2 Reasons Why Owing Money to Family is Tough

Borrowing money from family member can really help you out, but you need to use caution. Here are 2 reasons owing money to family can be difficult.When I graduated from college and was looking for a place to live in my hometown, my options were very limited. There aren’t many places for rent in my rural hometown, so buying a house seemed like my only option (although now I know differently).

The bad thing about deciding to buy a house is that I had no money saved up for a down payment, closing costs, or other necessary expenses that come with buying a house. Luckily, my parents graciously offered to help me with my down payment and pay the closing costs too, as long as I agreed to pay them back when I was able.

Borrowing money from family is often a huge no-no. I don’t disagree. Although my parents and I haven’t had too much trouble with our lender-borrower relationship affecting our parent-child relationship, it can still be weird (and even tough) at times. Here are 2 reasons why owing money to family can be difficult.

Loans Between Family Members Are Emotional

Things can get messy when people accept money from family or friends. Sometimes there aren’t clear “terms” set around the money, which can make it difficult to determine if the money is a gift or a loan. In my case, my parents were clear that the money was a loan to help me get my home purchased. But they were lenient on how quickly it needed to be paid back. No set terms were created for repayment.

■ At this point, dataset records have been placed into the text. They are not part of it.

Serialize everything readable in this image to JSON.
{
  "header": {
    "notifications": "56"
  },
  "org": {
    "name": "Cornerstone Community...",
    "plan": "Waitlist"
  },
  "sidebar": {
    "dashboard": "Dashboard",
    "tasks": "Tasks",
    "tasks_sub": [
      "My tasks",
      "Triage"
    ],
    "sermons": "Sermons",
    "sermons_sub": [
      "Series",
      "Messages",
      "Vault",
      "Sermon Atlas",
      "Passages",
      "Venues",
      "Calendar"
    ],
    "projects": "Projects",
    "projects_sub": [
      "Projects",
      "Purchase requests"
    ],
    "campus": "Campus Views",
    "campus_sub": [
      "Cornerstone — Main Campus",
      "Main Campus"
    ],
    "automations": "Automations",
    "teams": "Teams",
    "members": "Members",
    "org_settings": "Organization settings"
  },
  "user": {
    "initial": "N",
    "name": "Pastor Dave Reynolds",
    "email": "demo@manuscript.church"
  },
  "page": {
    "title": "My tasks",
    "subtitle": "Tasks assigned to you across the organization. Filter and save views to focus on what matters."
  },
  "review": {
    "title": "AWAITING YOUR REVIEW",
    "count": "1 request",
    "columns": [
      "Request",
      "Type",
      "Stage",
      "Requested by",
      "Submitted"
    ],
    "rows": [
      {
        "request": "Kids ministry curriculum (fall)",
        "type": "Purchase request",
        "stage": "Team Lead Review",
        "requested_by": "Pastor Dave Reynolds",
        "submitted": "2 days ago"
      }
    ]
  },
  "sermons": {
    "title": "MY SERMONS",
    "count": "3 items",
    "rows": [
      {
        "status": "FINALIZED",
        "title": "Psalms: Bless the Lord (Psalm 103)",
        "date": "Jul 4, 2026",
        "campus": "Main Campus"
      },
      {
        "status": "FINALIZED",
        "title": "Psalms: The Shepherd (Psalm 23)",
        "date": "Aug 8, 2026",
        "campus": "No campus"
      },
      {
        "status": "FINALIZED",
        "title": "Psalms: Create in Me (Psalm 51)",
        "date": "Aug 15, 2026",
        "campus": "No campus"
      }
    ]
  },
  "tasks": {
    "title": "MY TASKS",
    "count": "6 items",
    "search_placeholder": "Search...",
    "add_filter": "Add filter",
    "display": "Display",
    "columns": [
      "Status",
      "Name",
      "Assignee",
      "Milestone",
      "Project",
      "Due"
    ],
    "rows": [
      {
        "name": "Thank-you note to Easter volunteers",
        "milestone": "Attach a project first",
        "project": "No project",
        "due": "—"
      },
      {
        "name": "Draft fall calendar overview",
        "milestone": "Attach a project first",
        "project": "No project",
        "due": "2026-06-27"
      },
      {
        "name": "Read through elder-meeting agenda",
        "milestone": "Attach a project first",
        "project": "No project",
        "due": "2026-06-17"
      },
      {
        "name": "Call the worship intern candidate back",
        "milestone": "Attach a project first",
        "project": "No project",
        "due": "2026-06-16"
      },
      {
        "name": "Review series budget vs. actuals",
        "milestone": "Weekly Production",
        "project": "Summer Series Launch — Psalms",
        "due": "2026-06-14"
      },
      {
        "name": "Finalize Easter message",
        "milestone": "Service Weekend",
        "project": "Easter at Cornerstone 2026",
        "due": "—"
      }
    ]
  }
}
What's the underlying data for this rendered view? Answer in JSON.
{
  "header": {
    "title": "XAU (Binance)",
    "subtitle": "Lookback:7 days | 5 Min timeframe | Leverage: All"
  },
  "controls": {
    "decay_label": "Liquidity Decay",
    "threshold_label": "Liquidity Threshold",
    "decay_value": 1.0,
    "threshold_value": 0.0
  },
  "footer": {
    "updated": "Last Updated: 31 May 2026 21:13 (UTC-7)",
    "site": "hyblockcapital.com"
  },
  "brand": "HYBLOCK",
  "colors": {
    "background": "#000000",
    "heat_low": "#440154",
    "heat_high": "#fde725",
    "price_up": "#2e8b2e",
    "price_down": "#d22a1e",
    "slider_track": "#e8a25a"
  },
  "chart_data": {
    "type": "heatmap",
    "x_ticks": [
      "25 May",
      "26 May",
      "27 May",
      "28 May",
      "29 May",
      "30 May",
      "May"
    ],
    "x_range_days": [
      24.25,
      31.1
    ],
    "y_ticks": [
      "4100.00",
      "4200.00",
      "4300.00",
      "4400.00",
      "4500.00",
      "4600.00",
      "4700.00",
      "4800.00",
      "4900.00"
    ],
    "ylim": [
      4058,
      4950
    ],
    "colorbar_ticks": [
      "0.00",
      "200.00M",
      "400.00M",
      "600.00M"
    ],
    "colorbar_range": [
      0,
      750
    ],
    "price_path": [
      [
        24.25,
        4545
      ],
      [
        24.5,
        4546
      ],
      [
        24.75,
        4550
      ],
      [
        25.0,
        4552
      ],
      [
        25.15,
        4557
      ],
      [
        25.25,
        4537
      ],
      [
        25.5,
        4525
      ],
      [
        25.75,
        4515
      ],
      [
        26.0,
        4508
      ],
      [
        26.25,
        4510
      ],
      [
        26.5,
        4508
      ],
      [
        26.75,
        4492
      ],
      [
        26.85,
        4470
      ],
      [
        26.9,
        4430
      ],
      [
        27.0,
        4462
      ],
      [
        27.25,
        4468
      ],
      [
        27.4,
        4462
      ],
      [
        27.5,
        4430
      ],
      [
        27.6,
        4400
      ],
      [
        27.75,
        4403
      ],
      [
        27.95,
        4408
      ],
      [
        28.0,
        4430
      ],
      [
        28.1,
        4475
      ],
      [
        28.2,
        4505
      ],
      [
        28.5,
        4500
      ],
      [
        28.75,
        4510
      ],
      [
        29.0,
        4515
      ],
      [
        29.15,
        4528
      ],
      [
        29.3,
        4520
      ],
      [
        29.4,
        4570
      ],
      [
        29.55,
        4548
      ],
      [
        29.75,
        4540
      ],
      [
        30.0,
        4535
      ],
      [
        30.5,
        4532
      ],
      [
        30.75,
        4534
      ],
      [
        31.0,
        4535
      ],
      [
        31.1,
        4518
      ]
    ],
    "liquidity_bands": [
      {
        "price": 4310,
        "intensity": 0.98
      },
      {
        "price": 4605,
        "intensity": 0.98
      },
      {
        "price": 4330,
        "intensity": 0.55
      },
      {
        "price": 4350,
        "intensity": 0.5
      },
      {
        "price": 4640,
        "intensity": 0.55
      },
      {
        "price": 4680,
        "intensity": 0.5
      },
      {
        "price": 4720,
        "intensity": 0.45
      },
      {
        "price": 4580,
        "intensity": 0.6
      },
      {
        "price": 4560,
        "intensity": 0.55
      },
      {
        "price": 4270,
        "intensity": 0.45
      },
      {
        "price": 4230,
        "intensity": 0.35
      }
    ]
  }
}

The flexibility my parents gave me with this loan is nice, but it can also be a bad situation if one party begins to get hurt or angry about how the borrower spends their money. For instance, the lender might be upset to learn that the borrower spent money on new shoes instead of paying back their debt. Another issue that might arise is if the lender suddenly finds themselves in a tough financial position where they could really use the money they lent to you.

Who Gets Paid First?

As I continue to work my way out of debt, it can be difficult to decide who to pay off first. From a purely financial position, paying back my credit card debt first makes the most sense because it will save me a bunch of money on interest – especially, since my parents aren’t charging any interest on the money I owe them. On the other hand, paying my parents back for their generosity is a good idea. Not only will paying them back quickly prevent possible squabbles about money, but it also shows them I’m grateful for their help.

Ultimately, I decided to make at least small payments to my parents each month so they understand that I do care about paying them back. But, I still couldn’t resist paying my credit cards off more aggressively due to their high interest rates.

Of course, the best solution to the entire situation would have been deciding to rent a home or apartment while building up some savings. That way, I could have afforded to buy my home on my own without owing money to my parents.

Have you ever borrowed money from family? Or, have you ever loaned money to family? How did it turn out? Leave your stories and comments below! need


5 thoughts on “2 Reasons Why Owing Money to Family is Tough

  1. I loaned my sister and her husband $45000 to buy a car wash. They are paying me back quarterly at a very reasonable interest rate. I look at is as an investment in a small business (which cash flows very nicely). I am pretty sure that I will get all my money back plus interest. If I don’t get it back I will harbor no ill will.

  2. I got a loan from my mom and she never set up a repayment schedule with me. However, my goal is to have the loan paid off by the end of the year. I think when you have a loan with family plus other debt you should pay a little every month to that family member. That way if you’re ever in a bind, they know you’ll pay it back and will be more likely to loan to you again.